The Italian Data Protection Authority (Garante) has launched an investigation into Lusha Systems Inc., a U.S. company that offers corporate profiling services through an online platform accessible from Italy. The company is accused of selling email addresses and phone numbers of dubious origin, including those of Italian citizens and institutional representatives. This investigation was triggered by reports of unsolicited promotional calls based on data acquired through Lusha's services.
In a formal request for clarification sent to Lusha, the Garante highlighted the potential risks posed to individuals, especially those residing in Italy. The authority has mandated that Lusha respond within 20 days, detailing several crucial aspects of its data practices. Specifically, Lusha must provide information about the number of data points collected or processed that relate to people living in Italy, the methods used for data collection, and the sources that populate its database.
Furthermore, Lusha is required to clarify if and to what extent it processes personal data of users who do not actively use its platform. The Garante is particularly interested in the origins of the email addresses and phone numbers in Lusha's database.

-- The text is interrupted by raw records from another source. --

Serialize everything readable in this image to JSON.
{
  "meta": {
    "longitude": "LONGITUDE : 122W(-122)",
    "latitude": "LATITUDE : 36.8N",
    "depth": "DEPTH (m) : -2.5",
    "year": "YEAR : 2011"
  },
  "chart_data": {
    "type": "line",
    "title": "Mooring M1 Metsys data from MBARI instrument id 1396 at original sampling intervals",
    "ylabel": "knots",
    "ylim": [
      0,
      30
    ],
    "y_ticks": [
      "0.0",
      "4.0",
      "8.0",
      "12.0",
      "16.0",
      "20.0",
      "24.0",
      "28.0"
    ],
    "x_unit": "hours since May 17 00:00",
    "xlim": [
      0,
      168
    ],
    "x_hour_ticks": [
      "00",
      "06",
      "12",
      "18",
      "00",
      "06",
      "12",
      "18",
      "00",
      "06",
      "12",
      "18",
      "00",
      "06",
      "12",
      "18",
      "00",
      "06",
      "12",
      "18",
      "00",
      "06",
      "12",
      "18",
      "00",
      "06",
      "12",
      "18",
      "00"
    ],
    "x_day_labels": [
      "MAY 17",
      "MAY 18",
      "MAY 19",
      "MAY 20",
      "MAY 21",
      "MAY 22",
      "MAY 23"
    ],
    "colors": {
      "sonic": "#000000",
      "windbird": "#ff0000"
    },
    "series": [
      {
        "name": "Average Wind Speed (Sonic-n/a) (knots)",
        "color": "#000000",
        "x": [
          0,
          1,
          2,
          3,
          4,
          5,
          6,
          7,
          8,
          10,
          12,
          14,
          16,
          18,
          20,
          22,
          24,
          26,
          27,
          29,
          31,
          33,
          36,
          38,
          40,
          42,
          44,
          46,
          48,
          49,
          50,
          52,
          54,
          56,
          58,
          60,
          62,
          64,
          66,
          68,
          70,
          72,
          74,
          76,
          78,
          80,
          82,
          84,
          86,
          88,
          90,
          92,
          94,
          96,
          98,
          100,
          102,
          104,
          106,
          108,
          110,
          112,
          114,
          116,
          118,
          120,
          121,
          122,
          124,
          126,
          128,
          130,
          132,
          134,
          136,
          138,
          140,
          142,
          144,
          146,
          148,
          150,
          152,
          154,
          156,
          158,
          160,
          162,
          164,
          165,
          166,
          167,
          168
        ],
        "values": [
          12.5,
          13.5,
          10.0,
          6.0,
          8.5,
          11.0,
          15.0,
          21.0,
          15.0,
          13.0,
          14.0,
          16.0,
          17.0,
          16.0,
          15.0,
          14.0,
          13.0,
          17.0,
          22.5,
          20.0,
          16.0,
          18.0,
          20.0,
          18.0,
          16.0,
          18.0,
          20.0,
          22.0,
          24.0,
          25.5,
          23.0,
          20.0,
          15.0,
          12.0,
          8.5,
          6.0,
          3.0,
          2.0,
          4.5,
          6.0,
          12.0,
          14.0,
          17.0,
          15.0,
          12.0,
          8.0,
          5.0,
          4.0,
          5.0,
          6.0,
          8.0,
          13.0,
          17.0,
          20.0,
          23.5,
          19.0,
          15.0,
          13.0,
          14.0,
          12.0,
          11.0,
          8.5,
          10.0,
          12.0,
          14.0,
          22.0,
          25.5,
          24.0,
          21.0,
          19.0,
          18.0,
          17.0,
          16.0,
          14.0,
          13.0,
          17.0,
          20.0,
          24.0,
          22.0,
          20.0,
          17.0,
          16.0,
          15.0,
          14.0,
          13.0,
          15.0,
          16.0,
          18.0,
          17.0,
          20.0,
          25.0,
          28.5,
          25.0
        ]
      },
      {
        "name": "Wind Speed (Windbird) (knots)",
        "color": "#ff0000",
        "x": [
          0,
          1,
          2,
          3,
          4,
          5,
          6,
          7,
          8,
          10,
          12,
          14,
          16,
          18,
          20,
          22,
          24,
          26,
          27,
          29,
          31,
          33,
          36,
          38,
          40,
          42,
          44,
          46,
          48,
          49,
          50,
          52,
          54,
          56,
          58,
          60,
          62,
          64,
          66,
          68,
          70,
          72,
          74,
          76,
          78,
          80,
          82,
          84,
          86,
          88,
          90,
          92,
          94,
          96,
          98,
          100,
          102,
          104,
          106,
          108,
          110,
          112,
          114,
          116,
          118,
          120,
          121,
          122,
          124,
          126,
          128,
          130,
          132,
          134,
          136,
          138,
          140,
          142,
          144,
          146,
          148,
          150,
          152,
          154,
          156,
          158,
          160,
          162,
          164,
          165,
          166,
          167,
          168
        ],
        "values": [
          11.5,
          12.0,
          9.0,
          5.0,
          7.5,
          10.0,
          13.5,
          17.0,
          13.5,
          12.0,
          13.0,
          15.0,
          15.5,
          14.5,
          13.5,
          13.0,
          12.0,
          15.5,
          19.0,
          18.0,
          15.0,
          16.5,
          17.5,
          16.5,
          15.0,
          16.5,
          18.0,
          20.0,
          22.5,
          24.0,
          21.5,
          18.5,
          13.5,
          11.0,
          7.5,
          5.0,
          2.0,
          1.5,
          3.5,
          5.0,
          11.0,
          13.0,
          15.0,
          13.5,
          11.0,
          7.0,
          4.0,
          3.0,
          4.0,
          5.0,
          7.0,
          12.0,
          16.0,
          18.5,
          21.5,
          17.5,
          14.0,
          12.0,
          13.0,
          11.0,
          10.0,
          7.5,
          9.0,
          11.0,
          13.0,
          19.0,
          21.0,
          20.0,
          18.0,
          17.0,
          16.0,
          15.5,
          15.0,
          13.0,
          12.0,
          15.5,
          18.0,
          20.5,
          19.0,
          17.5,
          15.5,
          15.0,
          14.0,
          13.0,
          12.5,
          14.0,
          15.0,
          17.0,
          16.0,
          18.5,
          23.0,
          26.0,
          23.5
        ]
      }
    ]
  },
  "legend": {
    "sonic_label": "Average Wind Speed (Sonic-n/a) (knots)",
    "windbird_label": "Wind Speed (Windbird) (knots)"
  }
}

Key questions include whether Lusha obtains consent for commercial communications, advertising, or market research, as well as the purposes for which this data is shared with users.
This scrutiny is not new for the Garante, which has been monitoring the illegal collection and commercialization of personal data for some time. Since January 2025, several real estate agencies have faced sanctions for promoting services using phone numbers sourced from third parties operating similarly to Lusha.
The Garante's concerns stem from numerous complaints received regarding unsolicited calls. Reports indicate that individuals have received promotional or commercial calls, suggesting that their contact information may have been accessed through Lusha's services.
In its communication, the Garante emphasized the importance of protecting personal data and ensuring that companies like Lusha adhere to legal standards. "The platform is accessible from Italy, and its services are provided to users connecting from Italy," the Garante noted. This accessibility raises significant questions about data privacy and the responsibilities of companies operating in the European market.
As the investigation unfolds, it remains to be seen how Lusha will respond to the Garante's requests. The outcome could have broader implications for the company and its operations in Europe, particularly regarding compliance with the General Data Protection Regulation (GDPR) and other local data protection laws.
Data protection experts have pointed out that the use of personal data without proper consent is a growing concern in the digital age. The Garante's actions reflect a commitment to enforcing privacy laws and protecting citizens from potential abuses in data handling.
The investigation into Lusha is part of a larger trend in which regulatory bodies worldwide are increasingly scrutinizing companies that deal with personal data. As digital platforms continue to expand their reach, the importance of transparency and accountability in data practices has never been more critical.
In conclusion, the Garante's investigation into Lusha Systems Inc. underscores the ongoing challenges and responsibilities associated with data privacy in today's interconnected world. As consumers become more aware of their rights, companies must navigate the complex landscape of data protection laws to maintain trust and compliance.